Terra C
- Research Program Mentor
PhD candidate at Tufts University
Expertise
All aspects of quantum computing, quantum error correction, quantum algorithms, interdisciplinary data-driven projects such as those related to bioinformatics, theoretical and computational physics
Bio
Quantum computing allows me to combine my love of physics, mathematics, and computer science. I am very passionate about using mathematics to understand the world around us, at all scales. My research area, quantum error correcting codes, connects how the universe works at its most fundamental levels to how we can build quantum computers capable of solving problems that would be impossible for a traditional supercomputer. Music is another passion of mine. I play keyboards in a few bands and love singing. I take in as many concerts, plays, and comedy shows as I can.Project ideas
1. Simulate an error-corrected quantum computer (Project and/or Research Paper)

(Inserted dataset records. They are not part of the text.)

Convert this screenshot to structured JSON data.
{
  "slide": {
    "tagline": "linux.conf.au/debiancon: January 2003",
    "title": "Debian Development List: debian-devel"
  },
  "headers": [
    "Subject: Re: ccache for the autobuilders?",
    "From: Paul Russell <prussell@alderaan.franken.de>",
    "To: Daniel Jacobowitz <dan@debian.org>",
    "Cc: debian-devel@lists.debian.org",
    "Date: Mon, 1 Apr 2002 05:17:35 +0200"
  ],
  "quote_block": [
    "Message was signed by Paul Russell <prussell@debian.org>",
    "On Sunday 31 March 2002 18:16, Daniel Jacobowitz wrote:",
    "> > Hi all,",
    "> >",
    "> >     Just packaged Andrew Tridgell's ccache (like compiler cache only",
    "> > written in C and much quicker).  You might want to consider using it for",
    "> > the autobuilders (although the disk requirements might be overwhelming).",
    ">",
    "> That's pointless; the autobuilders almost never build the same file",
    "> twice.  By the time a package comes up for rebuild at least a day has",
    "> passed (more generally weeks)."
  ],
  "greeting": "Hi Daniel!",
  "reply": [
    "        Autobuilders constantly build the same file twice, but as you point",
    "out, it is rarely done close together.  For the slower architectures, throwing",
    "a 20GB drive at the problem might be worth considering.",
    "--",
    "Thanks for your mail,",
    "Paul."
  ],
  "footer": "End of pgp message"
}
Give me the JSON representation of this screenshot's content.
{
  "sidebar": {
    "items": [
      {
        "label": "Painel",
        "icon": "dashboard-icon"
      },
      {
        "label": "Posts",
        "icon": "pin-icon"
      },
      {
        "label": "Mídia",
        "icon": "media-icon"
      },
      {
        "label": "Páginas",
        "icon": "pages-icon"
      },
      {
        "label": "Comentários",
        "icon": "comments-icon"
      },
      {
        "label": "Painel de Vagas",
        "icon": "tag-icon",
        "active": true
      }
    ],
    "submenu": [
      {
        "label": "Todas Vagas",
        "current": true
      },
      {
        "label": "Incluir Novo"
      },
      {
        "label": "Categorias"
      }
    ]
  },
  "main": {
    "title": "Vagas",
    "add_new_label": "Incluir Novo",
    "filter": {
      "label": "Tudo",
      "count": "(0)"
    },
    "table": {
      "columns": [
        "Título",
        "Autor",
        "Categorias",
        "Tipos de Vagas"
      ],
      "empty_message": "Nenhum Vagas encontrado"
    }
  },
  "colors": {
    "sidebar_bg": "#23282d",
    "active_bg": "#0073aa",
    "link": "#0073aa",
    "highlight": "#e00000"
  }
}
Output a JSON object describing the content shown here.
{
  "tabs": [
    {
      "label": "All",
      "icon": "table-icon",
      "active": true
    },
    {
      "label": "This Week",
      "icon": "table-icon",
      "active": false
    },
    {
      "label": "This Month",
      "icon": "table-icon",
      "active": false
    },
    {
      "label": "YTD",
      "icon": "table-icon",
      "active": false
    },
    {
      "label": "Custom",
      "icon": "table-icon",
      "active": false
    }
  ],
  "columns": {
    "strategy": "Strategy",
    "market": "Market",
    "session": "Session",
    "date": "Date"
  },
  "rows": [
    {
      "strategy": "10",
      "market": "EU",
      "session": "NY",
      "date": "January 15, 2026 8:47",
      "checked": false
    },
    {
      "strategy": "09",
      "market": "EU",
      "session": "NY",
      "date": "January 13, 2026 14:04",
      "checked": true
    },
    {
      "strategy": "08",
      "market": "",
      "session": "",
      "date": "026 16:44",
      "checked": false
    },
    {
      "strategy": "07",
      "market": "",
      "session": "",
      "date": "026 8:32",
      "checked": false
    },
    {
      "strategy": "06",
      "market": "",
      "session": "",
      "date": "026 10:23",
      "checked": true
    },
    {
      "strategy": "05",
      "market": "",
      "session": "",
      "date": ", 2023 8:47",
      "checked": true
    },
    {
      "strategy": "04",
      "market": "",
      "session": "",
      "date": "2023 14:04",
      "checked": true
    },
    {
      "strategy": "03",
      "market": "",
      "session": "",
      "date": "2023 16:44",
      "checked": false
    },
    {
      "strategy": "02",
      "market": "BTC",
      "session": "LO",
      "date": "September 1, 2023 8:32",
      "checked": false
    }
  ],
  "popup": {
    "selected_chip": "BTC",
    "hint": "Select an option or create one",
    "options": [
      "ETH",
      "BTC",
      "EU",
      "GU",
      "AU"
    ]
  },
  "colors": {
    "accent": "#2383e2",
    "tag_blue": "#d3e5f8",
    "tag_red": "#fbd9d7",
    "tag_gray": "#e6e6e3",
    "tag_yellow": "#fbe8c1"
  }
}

Using Python and software libraries from Google or IBM, you will implement an error-corrected universal quantum computer. Your simulator will be able to accept any quantum input state and perform any unitary operation. You will be able to answer the following questions: When can a quantum computer be simulated? What is a qubit (quantum bit)? What is a quantum operation? What is quantum noise? How can entanglement safeguard quantum information? Depending on time and programming ability, the complexity of the simulation can be adjusted. Parameters include the number of qubits used and the types of noise to include in the simulation. A working simulator may be used to perform computational experiments. These experiments can serve as the basis of a research paper.
2. How error suppression, error mitigation, and error correction enable quantum computers to solve real-world problems (Research Paper)
Quantum computers are sensitive to environmental disturbances called noise while they are operating. Reducing the impact of this noise is essential for their reliable operation. Write a research paper describing error suppression, error mitigation, and/or error correction strategies for different types of quantum computers. You will learn about the following concepts: quantum computing, quantum circuits, quantum hardware, quantum control, quantum simulation, quantum algorithms, quantum noise, error mitigation, error suppression, error correcting codes You may choose which quantum computing hardware to focus on, which error reducing strategies to describe, and what types of problems the combination of quantum hardware and error-reducing strategy make solvable.